When the bulk of scenes start taking place on Olivia's home turf, a book-laden apartment, her path forward becomes clearer. It's strenuously nurtured by Ethan, but true to his nature, he pushes his advantage too far. And that gives the play its classic peripeteia — the turn of events that sets up the final situation between the two author-lovers. There's some ambiguity about that situation I won't reveal here; let's just say it has to do with the mystery contained in Vonnegut's warning.
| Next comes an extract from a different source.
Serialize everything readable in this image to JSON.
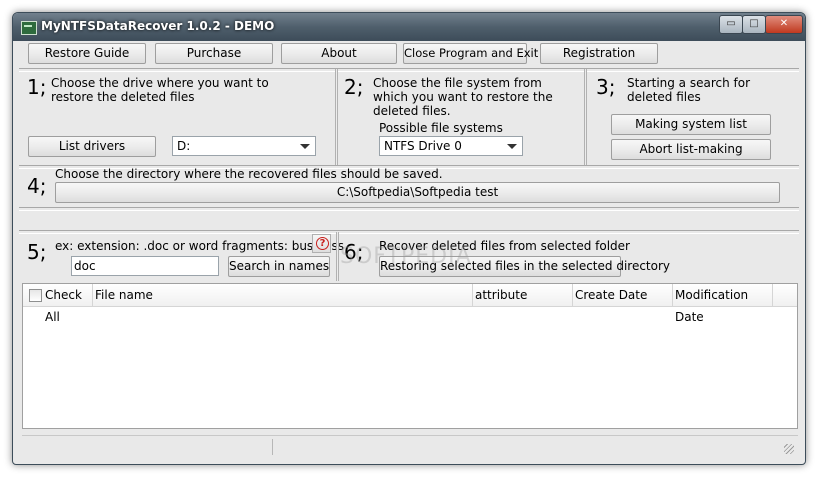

The prolific playwright/director's knowledge seems encyclopedic about a cutthroat world in which literary stature is complicated by shifts in marketable media. Yet she never loses sight of the particularity of this couple's quest to understand each other, both as lovers and colleagues. The performances are true to that difficult process in all respects. Lauren Kreigh's costume designs deserve special mention in truly reflecting the couple's evolving relationship. The music of Prince is evocative in the interludes.

Integrity is not easily defended in many professions, but especially in one where status is so difficult to acquire, maintain and interpret. In the first volume of Paris Review "Writers at Work" interviews, Nelson Algren made a crude comparison that has stuck with me (his writing is loaded with crudeness that sticks with you). The streetwise Chicago bard distinguishes between books a writer writes for himself and those he writes for readers, meaning the market.

"If the book were your own, you'd be satisfied just to have the guy walk down the sidewalk and fall on his head. In a reader's book, you'd have him turn a double somersault." In this play, Ethan comes from the double-somersault world, Olivia from the fall-on-head one. "Sex With Strangers" suggests that this polarity will never be resolved, among either readers or writers. When the writers are also lovers, it's not only their characters who suddenly fall or turn acrobatic.